Of course, Christine doesn’t seem to mind the fact that the other students watch me. in fact, when it came time for us to do our phrase while she watched, one of the women said something about keeping an eye on me so she could follow along. So Christine decided to move me to front and center of the group so everyone could watch and follow. Oh dear. The good news is that the phrase we are working on right now is rather slow, so I’ve been able to do really well. (It takes me longer to really get some of the more upbeat phrases.) And the fact that we’re currently working on a phrase that I learned back in January when I started the class helps a lot, too. (Of course, I don’t think the other students realize this.)

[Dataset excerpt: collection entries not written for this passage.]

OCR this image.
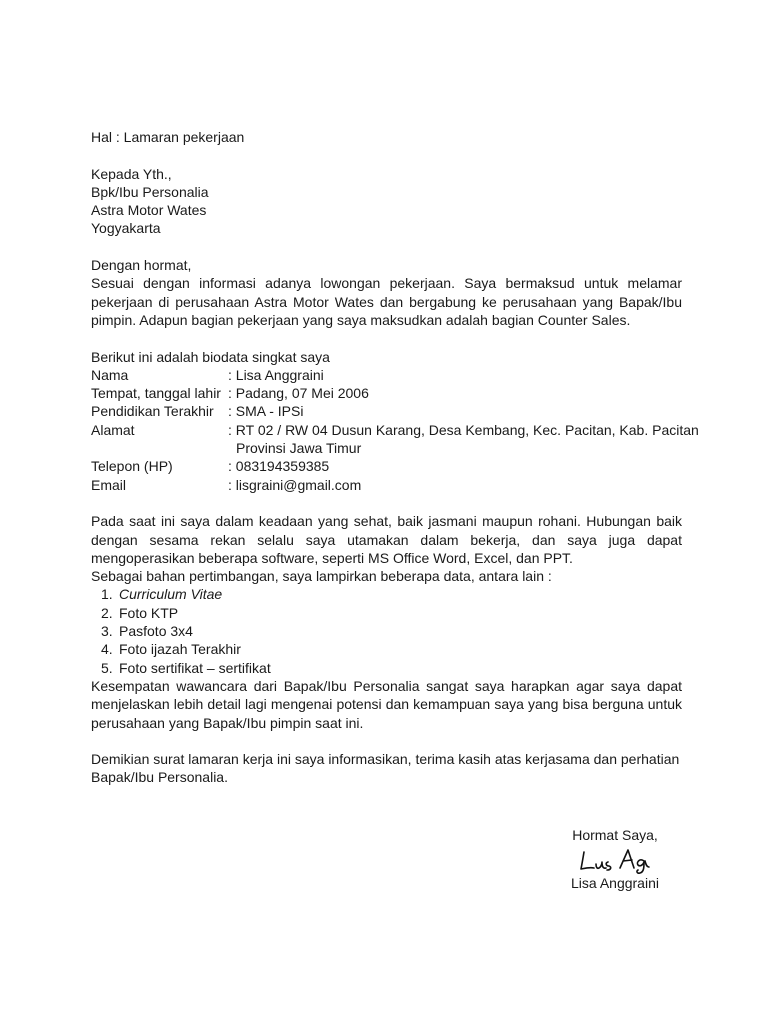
Hal : Lamaran pekerjaan
Kepada Yth.,
Bpk/Ibu Personalia
Astra Motor Wates
Yogyakarta
Dengan hormat,
Sesuai dengan informasi adanya lowongan pekerjaan. Saya bermaksud untuk melamar
pekerjaan di perusahaan Astra Motor Wates dan bergabung ke perusahaan yang Bapak/Ibu
pimpin. Adapun bagian pekerjaan yang saya maksudkan adalah bagian Counter Sales.
Berikut ini adalah biodata singkat saya
Nama	: Lisa Anggraini
Tempat, tanggal lahir : Padang, 07 Mei 2006
Pendidikan Terakhir	: SMA - IPSi
Alamat	: RT 02 / RW 04 Dusun Karang, Desa Kembang, Kec. Pacitan, Kab. Pacitan
Provinsi Jawa Timur
Telepon (HP)	: 083194359385
Email	: lisgraini@gmail.com
Pada saat ini saya dalam keadaan yang sehat, baik jasmani maupun rohani. Hubungan baik
dengan sesama rekan selalu saya utamakan dalam bekerja, dan saya juga dapat
mengoperasikan beberapa software, seperti MS Office Word, Excel, dan PPT.
Sebagai bahan pertimbangan, saya lampirkan beberapa data, antara lain :
1. Curriculum Vitae
2. Foto KTP
3. Pasfoto 3x4
4. Foto ijazah Terakhir
5. Foto sertifikat – sertifikat
Kesempatan wawancara dari Bapak/Ibu Personalia sangat saya harapkan agar saya dapat
menjelaskan lebih detail lagi mengenai potensi dan kemampuan saya yang bisa berguna untuk
perusahaan yang Bapak/Ibu pimpin saat ini.
Demikian surat lamaran kerja ini saya informasikan, terima kasih atas kerjasama dan perhatian
Bapak/Ibu Personalia.
Hormat Saya,
Lisa Anggraini
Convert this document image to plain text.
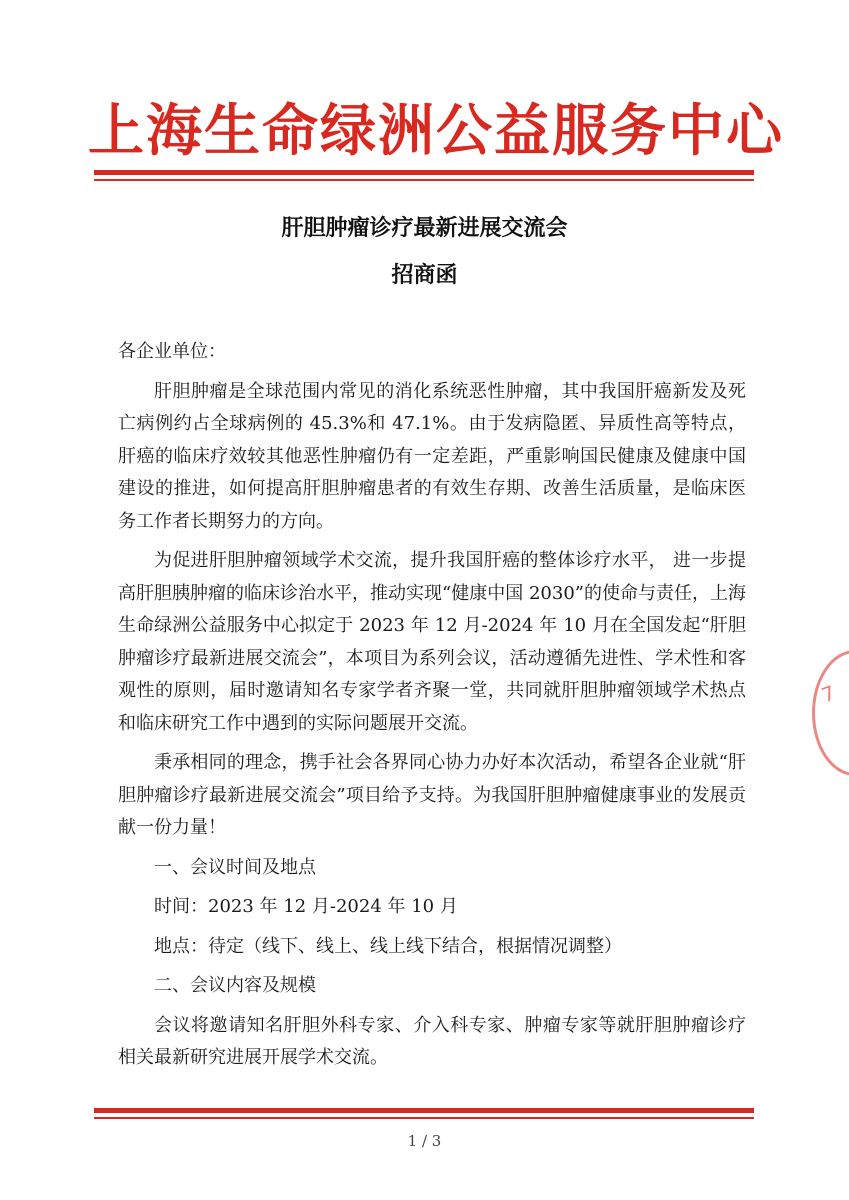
上海生命绿洲公益服务中心
肝胆肿瘤诊疗最新进展交流会
招商函

各企业单位：

肝胆肿瘤是全球范围内常见的消化系统恶性肿瘤，其中我国肝癌新发及死亡病例约占全球病例的 45.3%和 47.1%。由于发病隐匿、异质性高等特点，肝癌的临床疗效较其他恶性肿瘤仍有一定差距，严重影响国民健康及健康中国建设的推进，如何提高肝胆肿瘤患者的有效生存期、改善生活质量，是临床医务工作者长期努力的方向。

为促进肝胆肿瘤领域学术交流，提升我国肝癌的整体诊疗水平， 进一步提高肝胆胰肿瘤的临床诊治水平，推动实现“健康中国 2030”的使命与责任，上海生命绿洲公益服务中心拟定于 2023 年 12 月-2024 年 10 月在全国发起“肝胆肿瘤诊疗最新进展交流会”，本项目为系列会议，活动遵循先进性、学术性和客观性的原则，届时邀请知名专家学者齐聚一堂，共同就肝胆肿瘤领域学术热点和临床研究工作中遇到的实际问题展开交流。

秉承相同的理念，携手社会各界同心协力办好本次活动，希望各企业就“肝胆肿瘤诊疗最新进展交流会”项目给予支持。为我国肝胆肿瘤健康事业的发展贡献一份力量！

一、会议时间及地点

时间：2023 年 12 月-2024 年 10 月

地点：待定（线下、线上、线上线下结合，根据情况调整）

二、会议内容及规模

会议将邀请知名肝胆外科专家、介入科专家、肿瘤专家等就肝胆肿瘤诊疗相关最新研究进展开展学术交流。

1 / 3
7
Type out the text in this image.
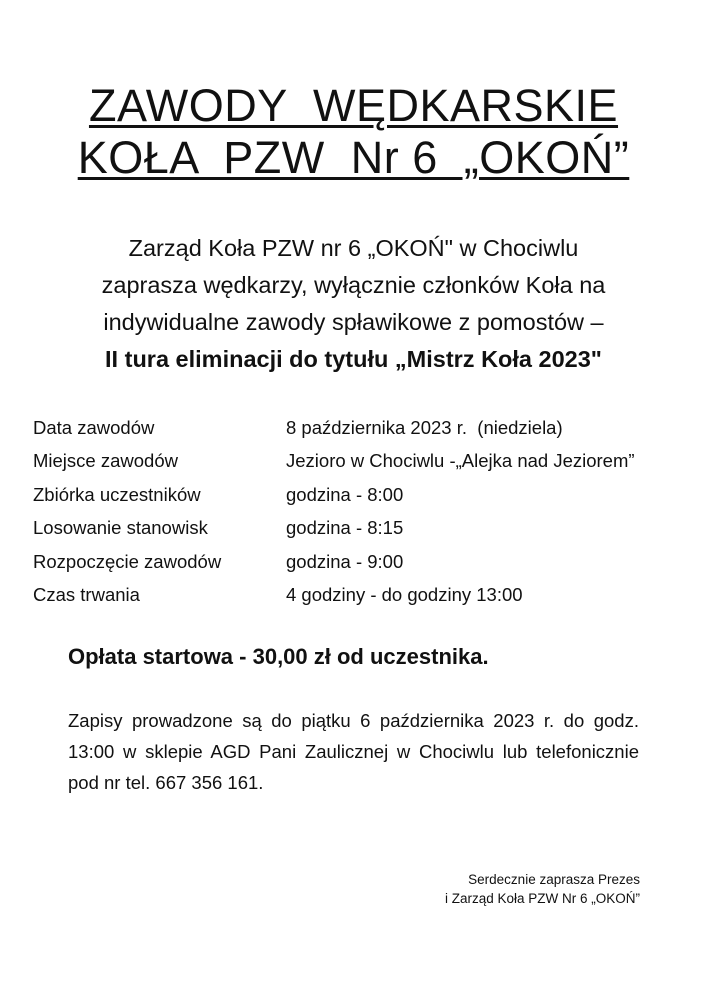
ZAWODY  WĘDKARSKIE
KOŁA  PZW  Nr 6  „OKOŃ”
Zarząd Koła PZW nr 6 „OKOŃ" w Chociwlu
zaprasza wędkarzy, wyłącznie członków Koła na
indywidualne zawody spławikowe z pomostów –
II tura eliminacji do tytułu „Mistrz Koła 2023"
Data zawodów	8 października 2023 r.  (niedziela)
Miejsce zawodów	Jezioro w Chociwlu -„Alejka nad Jeziorem”
Zbiórka uczestników	godzina - 8:00
Losowanie stanowisk	godzina - 8:15
Rozpoczęcie zawodów	godzina - 9:00
Czas trwania	4 godziny - do godziny 13:00
Opłata startowa - 30,00 zł od uczestnika.
Zapisy prowadzone są do piątku 6 października 2023 r. do godz. 13:00 w sklepie AGD Pani Zaulicznej w Chociwlu lub telefonicznie pod nr tel. 667 356 161.
Serdecznie zaprasza Prezes
i Zarząd Koła PZW Nr 6 „OKOŃ”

The real excitement, however, came for me when I decided to stick around and take the jazz dance class too. I had previously talked to Marina, who teaches that class, and got permission to take it. I was a bit nervous because I was concerned about confusing myself with two different styles of dance. Then there’s also the fact that originally, the Wednesday night jazz dance class was intended to be an intermediate class, so I was concerned about being able to keep up. Then there were just my concerns about taking two dance classes back-to-back. After all, two and a half hours of almost non-stop dance is quite the workout.

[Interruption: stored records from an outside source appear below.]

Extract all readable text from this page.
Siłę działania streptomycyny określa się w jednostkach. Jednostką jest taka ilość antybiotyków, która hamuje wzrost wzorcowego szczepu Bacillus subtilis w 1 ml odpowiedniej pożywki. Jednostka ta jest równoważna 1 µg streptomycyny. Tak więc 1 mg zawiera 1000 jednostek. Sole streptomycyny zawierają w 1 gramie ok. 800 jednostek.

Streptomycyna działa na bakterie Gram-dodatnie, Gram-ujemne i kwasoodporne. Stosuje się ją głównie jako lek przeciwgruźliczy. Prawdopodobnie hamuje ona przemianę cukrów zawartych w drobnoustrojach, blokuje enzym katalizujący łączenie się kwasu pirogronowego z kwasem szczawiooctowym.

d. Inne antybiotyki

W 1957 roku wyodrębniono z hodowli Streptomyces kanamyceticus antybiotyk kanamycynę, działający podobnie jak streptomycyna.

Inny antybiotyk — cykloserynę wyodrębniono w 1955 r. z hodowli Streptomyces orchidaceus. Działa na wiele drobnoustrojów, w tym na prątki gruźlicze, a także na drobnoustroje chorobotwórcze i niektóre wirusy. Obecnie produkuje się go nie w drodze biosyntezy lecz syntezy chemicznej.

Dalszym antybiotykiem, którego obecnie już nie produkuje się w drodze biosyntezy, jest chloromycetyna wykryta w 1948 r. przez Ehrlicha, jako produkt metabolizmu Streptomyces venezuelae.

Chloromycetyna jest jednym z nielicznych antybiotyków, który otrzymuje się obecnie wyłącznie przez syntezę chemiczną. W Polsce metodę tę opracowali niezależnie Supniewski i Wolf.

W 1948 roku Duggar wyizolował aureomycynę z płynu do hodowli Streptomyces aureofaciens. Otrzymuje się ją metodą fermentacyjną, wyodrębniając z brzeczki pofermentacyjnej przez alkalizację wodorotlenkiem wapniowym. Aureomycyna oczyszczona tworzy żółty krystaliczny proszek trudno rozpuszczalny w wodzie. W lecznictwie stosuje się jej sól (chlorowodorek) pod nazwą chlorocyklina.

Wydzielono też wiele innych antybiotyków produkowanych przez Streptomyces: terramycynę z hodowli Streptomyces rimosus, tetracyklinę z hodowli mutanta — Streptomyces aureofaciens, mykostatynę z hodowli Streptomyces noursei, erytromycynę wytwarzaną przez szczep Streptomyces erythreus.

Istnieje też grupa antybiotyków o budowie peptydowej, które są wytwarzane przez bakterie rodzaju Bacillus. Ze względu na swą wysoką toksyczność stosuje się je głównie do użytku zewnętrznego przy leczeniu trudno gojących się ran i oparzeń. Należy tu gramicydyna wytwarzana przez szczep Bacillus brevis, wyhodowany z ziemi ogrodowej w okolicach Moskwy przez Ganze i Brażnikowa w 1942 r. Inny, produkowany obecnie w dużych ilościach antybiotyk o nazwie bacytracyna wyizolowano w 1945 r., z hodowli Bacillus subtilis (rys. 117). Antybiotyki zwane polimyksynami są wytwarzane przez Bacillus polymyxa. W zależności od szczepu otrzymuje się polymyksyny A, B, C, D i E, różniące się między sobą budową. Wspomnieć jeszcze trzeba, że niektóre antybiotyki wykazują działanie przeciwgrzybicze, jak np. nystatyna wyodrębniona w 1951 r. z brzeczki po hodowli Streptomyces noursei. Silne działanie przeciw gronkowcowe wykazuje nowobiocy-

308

Fortunately, everything worked out fine. The class was challenging, but that was mostly because I’m not used to the warm-ups and exercises that Marina does in her class. And like many dance instructors, she tends to give a long list of exercises we’re going to do over the course of an entire song, then start the music and have us go to it. This meant that I got lost more than once, but I was generally able to recover.

The differences in styles also turned out to be less of an issue than I expected. Certainly, there are differences and I had trouble adjusting to a few things. (For example, I kept wanting to turn out when doing tondus, whereas some of the tondu exercises Marina uses require the feet to remain in parallel position. It takes a bit of mental adjustment.

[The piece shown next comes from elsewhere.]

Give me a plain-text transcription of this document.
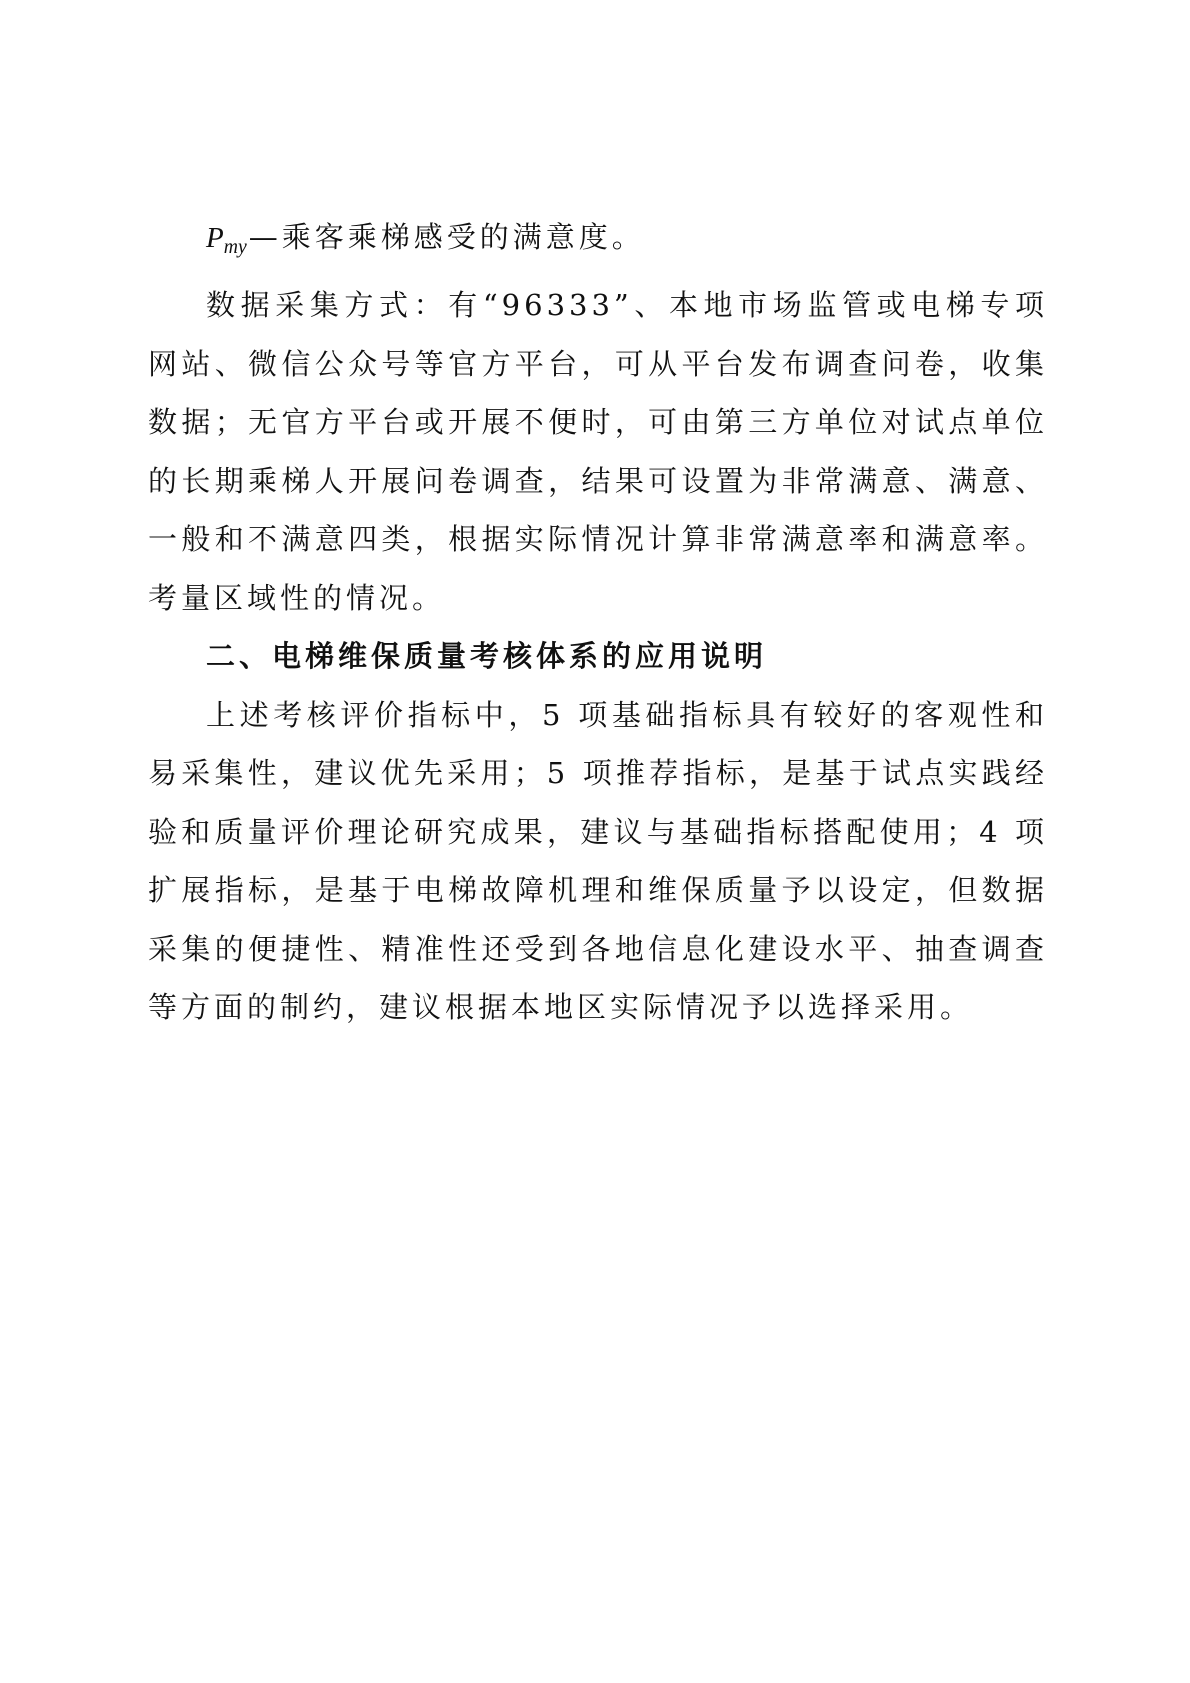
Pmy—乘客乘梯感受的满意度。

数据采集方式：有“96333”、本地市场监管或电梯专项网站、微信公众号等官方平台，可从平台发布调查问卷，收集数据；无官方平台或开展不便时，可由第三方单位对试点单位的长期乘梯人开展问卷调查，结果可设置为非常满意、满意、一般和不满意四类，根据实际情况计算非常满意率和满意率。考量区域性的情况。

二、电梯维保质量考核体系的应用说明

上述考核评价指标中，5 项基础指标具有较好的客观性和易采集性，建议优先采用；5 项推荐指标，是基于试点实践经验和质量评价理论研究成果，建议与基础指标搭配使用；4 项扩展指标，是基于电梯故障机理和维保质量予以设定，但数据采集的便捷性、精准性还受到各地信息化建设水平、抽查调查等方面的制约，建议根据本地区实际情况予以选择采用。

As for the length of time dancing, that proved to be a minor issue. Other than a blister on my right big toe and a leg cramp last night, I made out quite well. As a result, I’ve decided to attend the jazz dance class for the remaining two weeks in this term. After that, it’ll be time for the Fall sessions to start. Marina said she plans on trying to start up another beginners jazz dance class on Saturdays, and I’m thinking about registering for it. I’d stick with the intermediate class, but I already have other obligations on Wednesday.

Besides, a Saturday class will have me dancing three days a week, which would be good.

Back to Dance Class

This week, I went to both of my dance classes. Tuesday was my first dance class in almost a month. After a week and a half of being out due to an injured ankle and another two weeks of break between the Spring and Summer sessions, it was nice to get back into the swing of things. Of course, it was also pure agony.

I think the agony was mostly caused by the one exercise we did on Tuesday — an exercise that got incorporated into our dance phrase at the end of the night. This exercise involves a move, which I’ll try to describe. You start seated on the ground with your knees bent and your lower legs and feet tucked off to the left of your torso. You then swing your legs so that they’re off to the right of your torso. Then you swing them back back to the left. Then you fall to your right and roll onto your back, you’re knees bent and over your chest. You continue the roll back into a sitting position with your legs on your right again. You reverse the roll and end up back with your legs on your left. You then whip your legs around clockwise so that they go from left to right, then behind you (this requires that you allow your torso to come forward and lay stomach down) back to your left, to the front, and finally ending once again bent and tucked to your right. I imagine that description is hard to follow, but I don’t have video. In some ways, I think it helps to picture a gymnast doing a routine on the horse. Except in the dance exercise, you’re not trying to hold your weight up on your arms as you whip your lower bod around.

This exercise is murder, especially when you consider the speed at which you’re trying to whip your legs in a 360+ degree circuit around your body. (You have just a couple beats in the music to do it.) Quite frankly, at 280 pounds, I have a lot of weight I’m trying to move in a short period of time. Of course, Michael (who weights at least 100 pounds less than me) said he also found the exercise painful the first time Christine introduced it in class a year or so ago. So I take comfort in the knowledge that it’s not just me.

Other than that, both nights were actually pretty close to a cake walk. Because this week was the start of a new session and we had a lot of new students in both classes, Christine decided to start over and take things slowly. So the exercises were a lot simpler than what I was used to by the time our last session was coming to a close. Of course, I’m not complaining about this. Simpler, more familiar exercises in class mean that I can take this time to work on perfecting my technique and working on some issues I’m having — like the fact that I tend to pull my arm too far back when holding it in second position.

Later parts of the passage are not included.